Immune cells called T cells help the body fight infection.Credit: Dennis Kunkel Microscopy/SPL
The Cell Atlas describing the functions of immune cells in more than 400 Chinese individuals has revealed key differences in the biology of people from different populations.
The study published today in sciences1compiles a “multi-omic” atlas of immune cells in the blood. It collects data on genes, proteins, RNA and the epigenome to study how this group of cells functions. The atlas, called the Chinese Immunity Multi-omics Atlas (CIMA), finds important variation in immune cell functions, compared to those mapped in similar datasets from European and Japanese groups.
“By providing a dataset that complements other Asian groups such as the Japanese ImmuNexUT project, we have created a resource that allows the discovery of biological mechanisms and genetic associations that are likely to be missed in European-centric studies,” the authors wrote in a joint statement to nature.
Various data sets
Researchers have created multiple atlases of several cell types and used them to address specific questions related to the brain. Alzheimer’s disease illness and Immune system. But these atlases are often based primarily on data from people of European origin. This means that drugs designed based on the characteristics of cells in these atlases may not be effective in individuals with other origins.
Cell atlases unlock the secrets of the human body
To address this gap, Jianhua Yin At Shaanxi Medical University-Collaborative Center for Future Medicine in Taiyuan, China, he and his colleagues analyzed more than 10 million immune cells in blood samples from 428 healthy Chinese adults at multiple levels.
The atlas provides biomolecular markers for each individual, including metabolic profiles, blood biochemical markers, chromatin accessibility data and differences in gene expression across cell populations.
The researchers compared their data set to the study results OneK1K The project analyzed people of Northern European origins2 And the Japanese Immunixut project3. They found that the basic immune pathways and cell types are the same in different populations.

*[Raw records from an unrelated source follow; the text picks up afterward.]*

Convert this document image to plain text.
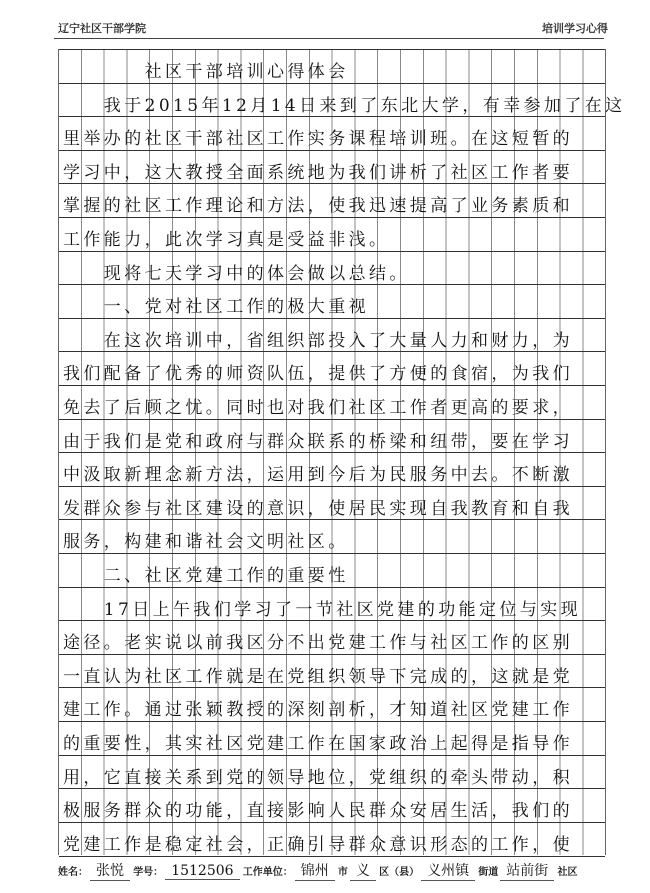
辽宁社区干部学院	培训学习心得
　　　　社区干部培训心得体会
　　我于2015年12月14日来到了东北大学，有幸参加了在这
里举办的社区干部社区工作实务课程培训班。在这短暂的
学习中，这大教授全面系统地为我们讲析了社区工作者要
掌握的社区工作理论和方法，使我迅速提高了业务素质和
工作能力，此次学习真是受益非浅。
　　现将七天学习中的体会做以总结。
　　一、党对社区工作的极大重视
　　在这次培训中，省组织部投入了大量人力和财力，为
我们配备了优秀的师资队伍，提供了方便的食宿，为我们
免去了后顾之忧。同时也对我们社区工作者更高的要求，
由于我们是党和政府与群众联系的桥梁和纽带，要在学习
中汲取新理念新方法，运用到今后为民服务中去。不断激
发群众参与社区建设的意识，使居民实现自我教育和自我
服务，构建和谐社会文明社区。
　　二、社区党建工作的重要性
　　17日上午我们学习了一节社区党建的功能定位与实现
途径。老实说以前我区分不出党建工作与社区工作的区别
一直认为社区工作就是在党组织领导下完成的，这就是党
建工作。通过张颖教授的深刻剖析，才知道社区党建工作
的重要性，其实社区党建工作在国家政治上起得是指导作
用，它直接关系到党的领导地位，党组织的牵头带动，积
极服务群众的功能，直接影响人民群众安居生活，我们的
党建工作是稳定社会，正确引导群众意识形态的工作，使
姓名： 张悦 学号： 1512506 工作单位： 锦州 市 义 区（县） 义州镇 街道 站前街 社区
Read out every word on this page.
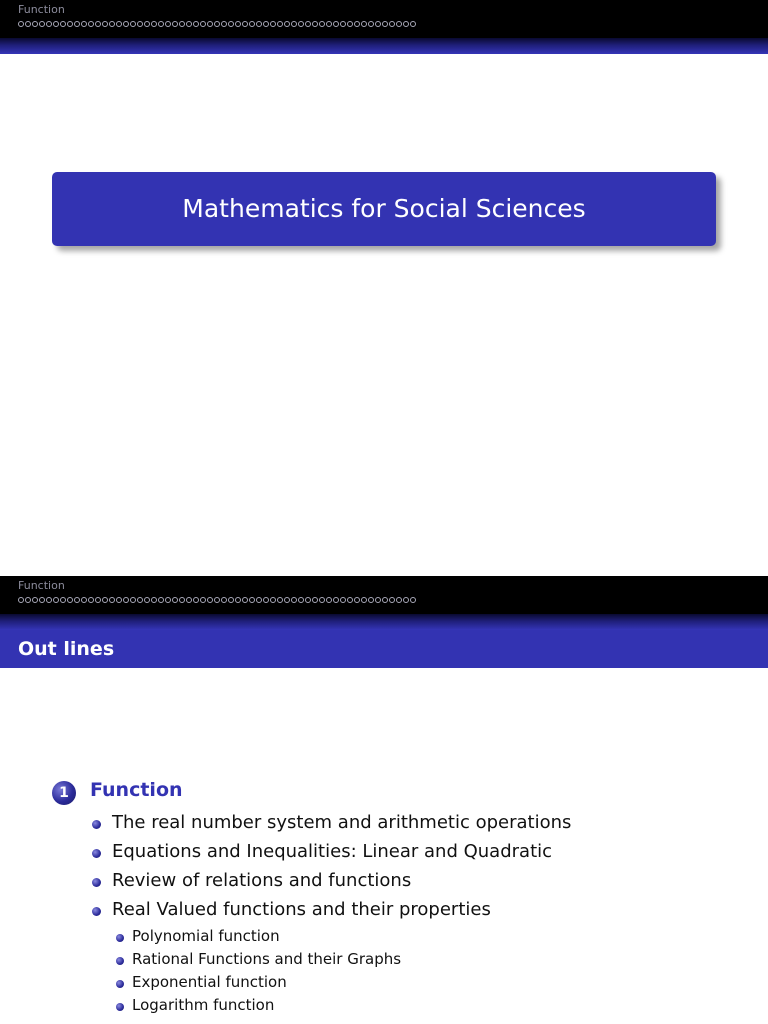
Function
Mathematics for Social Sciences
Function
Out lines
1	Function
The real number system and arithmetic operations
Equations and Inequalities: Linear and Quadratic
Review of relations and functions
Real Valued functions and their properties
Polynomial function
Rational Functions and their Graphs
Exponential function
Logarithm function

However, there were differences in gene organization and immune cell status between the atlases. When it comes to looking for variations near certain genes that affect how active a gene is, for example, the researchers found that more than 93% of these targets in the CIMA data overlap with those in the Japanese group, but only about 44% of them overlap with the European group.
One example of variation is the rs11886530 gene variant, which is common in East Asian populations but rare in Europeans. In the CIMA data, this allele was found to regulate circadian clock genes NPAS2 and NR1D1 In immune cells called T cells. According to the authors, this mechanism has not been observed before in immune cells.
“I think the atlas is a clinically important resource,” says Cai Chung, an immunologist at the University of North Carolina School of Medicine at Chapel Hill. “This could be useful for personalized medicine and also for investigating drug interactions that may be specific to a particular population.”
Age and gender differences
The group of people the authors studied ranged in age from 20 to 77 years, and included 189 men and 239 women, so there were enough participants to tease out age- and sex-related differences in immune cell behavior.
They found that increasing age is associated with having more white blood cells, which cause inflammation, and with changed gene expression in stem cells, which act as messengers in the immune system.